The real effects of income tax preference have called great attention in both practical and academic world（Liu, et al., 2016）. Some studies find that tax preference could attract capital inflow and improve corporate donation, investment, financing, as well as R&D investments（Jennings, et al., 2012; Chen, et al., 2018）. However, some other studies find that tax preference could also restrain enterprise value increase（Zhang, et al., 2012; Zhang, et al., 2015）. Besides these consequences on the corporate level, the social effect of tax preference is directly connected with social welfare. Therefore, this paper examines the influence of tax policy from the perspective of corporate income tax preference allocation.

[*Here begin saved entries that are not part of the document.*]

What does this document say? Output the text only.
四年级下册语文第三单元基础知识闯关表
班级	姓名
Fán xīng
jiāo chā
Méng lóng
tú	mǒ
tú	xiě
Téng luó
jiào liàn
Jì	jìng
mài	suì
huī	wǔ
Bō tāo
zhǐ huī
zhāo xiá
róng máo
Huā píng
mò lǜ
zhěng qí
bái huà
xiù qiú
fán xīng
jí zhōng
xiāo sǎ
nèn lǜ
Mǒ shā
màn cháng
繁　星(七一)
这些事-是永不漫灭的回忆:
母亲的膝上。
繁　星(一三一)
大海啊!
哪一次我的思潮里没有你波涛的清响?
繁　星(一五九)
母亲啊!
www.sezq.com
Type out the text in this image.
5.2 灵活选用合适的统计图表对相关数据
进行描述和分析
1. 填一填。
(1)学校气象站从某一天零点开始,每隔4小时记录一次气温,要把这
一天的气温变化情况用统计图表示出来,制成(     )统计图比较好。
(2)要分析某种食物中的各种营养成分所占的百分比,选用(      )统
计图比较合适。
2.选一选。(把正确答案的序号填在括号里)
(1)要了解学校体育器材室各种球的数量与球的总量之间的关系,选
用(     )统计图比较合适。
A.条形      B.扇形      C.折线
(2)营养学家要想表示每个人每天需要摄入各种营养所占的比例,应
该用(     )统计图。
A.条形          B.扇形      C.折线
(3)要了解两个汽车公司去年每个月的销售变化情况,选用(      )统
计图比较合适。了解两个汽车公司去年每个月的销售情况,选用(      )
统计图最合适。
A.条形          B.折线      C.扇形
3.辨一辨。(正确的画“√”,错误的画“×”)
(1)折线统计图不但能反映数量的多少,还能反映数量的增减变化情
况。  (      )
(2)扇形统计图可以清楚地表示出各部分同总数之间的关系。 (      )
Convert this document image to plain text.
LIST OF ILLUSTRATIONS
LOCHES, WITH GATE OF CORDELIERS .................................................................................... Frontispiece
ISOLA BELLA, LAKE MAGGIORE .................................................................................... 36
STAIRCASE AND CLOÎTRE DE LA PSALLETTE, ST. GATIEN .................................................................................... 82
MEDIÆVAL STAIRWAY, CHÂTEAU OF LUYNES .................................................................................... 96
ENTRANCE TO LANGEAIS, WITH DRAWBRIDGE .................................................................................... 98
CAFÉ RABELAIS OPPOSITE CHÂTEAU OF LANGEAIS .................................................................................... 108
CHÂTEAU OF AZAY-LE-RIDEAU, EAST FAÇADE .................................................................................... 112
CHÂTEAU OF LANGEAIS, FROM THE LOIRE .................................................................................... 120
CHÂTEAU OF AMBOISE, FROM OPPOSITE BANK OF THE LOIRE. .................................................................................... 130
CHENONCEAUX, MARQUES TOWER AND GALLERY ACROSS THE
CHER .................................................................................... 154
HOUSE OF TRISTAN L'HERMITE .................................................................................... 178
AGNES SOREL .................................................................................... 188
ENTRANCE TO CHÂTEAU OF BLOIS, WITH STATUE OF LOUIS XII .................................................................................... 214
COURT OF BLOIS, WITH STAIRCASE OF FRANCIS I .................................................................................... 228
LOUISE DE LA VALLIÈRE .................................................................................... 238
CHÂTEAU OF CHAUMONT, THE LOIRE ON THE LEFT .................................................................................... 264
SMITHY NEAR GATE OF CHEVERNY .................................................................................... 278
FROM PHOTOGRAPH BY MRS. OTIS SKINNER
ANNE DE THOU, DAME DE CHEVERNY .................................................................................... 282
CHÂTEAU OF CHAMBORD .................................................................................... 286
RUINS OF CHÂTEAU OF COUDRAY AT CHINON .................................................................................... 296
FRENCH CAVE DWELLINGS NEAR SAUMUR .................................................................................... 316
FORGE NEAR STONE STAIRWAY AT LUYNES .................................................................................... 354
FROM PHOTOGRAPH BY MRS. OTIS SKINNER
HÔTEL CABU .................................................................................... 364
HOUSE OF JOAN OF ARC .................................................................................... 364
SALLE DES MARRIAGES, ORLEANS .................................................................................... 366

Our paper discusses whether labor could benefit from corporate income tax preference using non-executive employee salary. And we further investigate how ownership and the source of tax preference affect the process of allocation. The empirical results show that corporate income tax preference increases non-executive employees’ salary and this effect exists only in state-owned enterprises. Relation-based tax preference would even decrease employees’ salary in non-state-owned companies mainly because managers with political connection might use the connection as bargaining power in the compensation negotiation with non-executive employees. We conduct instrumental variable analysis（2SLS）and construct a one-year lag in dependent variable to deal with the potential endogeneity problem, and our main results remain the same. We further conduct cross-sectional tests to investigate what factors affect tax preference allocation by dividing samples based on manager shareholding, provinces’ GDP per capita, local market competition, and the intensity of tax collection practice. Our results show that non-executive employees benefit less from tax preference in companies with more manager shareholding, higher GDP per capita, fiercer competition, and less intense tax collection practice. In all, our cross-sectional examinations show that managers’ bargaining power play a key role in tax collection allocation.
This paper has the following possible contributions. First, our results prove that the theory of corporate income tax incidence（Harberger, 1962; Feldstein, 1974）is also applicable in China, and we show that ownership and the source of tax preference could affect this process. Second, this paper finds that non-state-owned companies’ managers with political background are less likely to increase non-executive employees’ salary when tax preference is relation-based, which enriches the research on the influencing factors of employee compensation. Third, the results show that reducing tax burden for enterprises could improve the quality of employment, which is in line with the requirements of " improving the institutional mechanism of distribution according to factors” proposed by the 19th National Congress of CPC. However, the fact that ownership and the tax preference source have a significant influence in deciding non-executive employees’ salary is enlightening to policy-makers.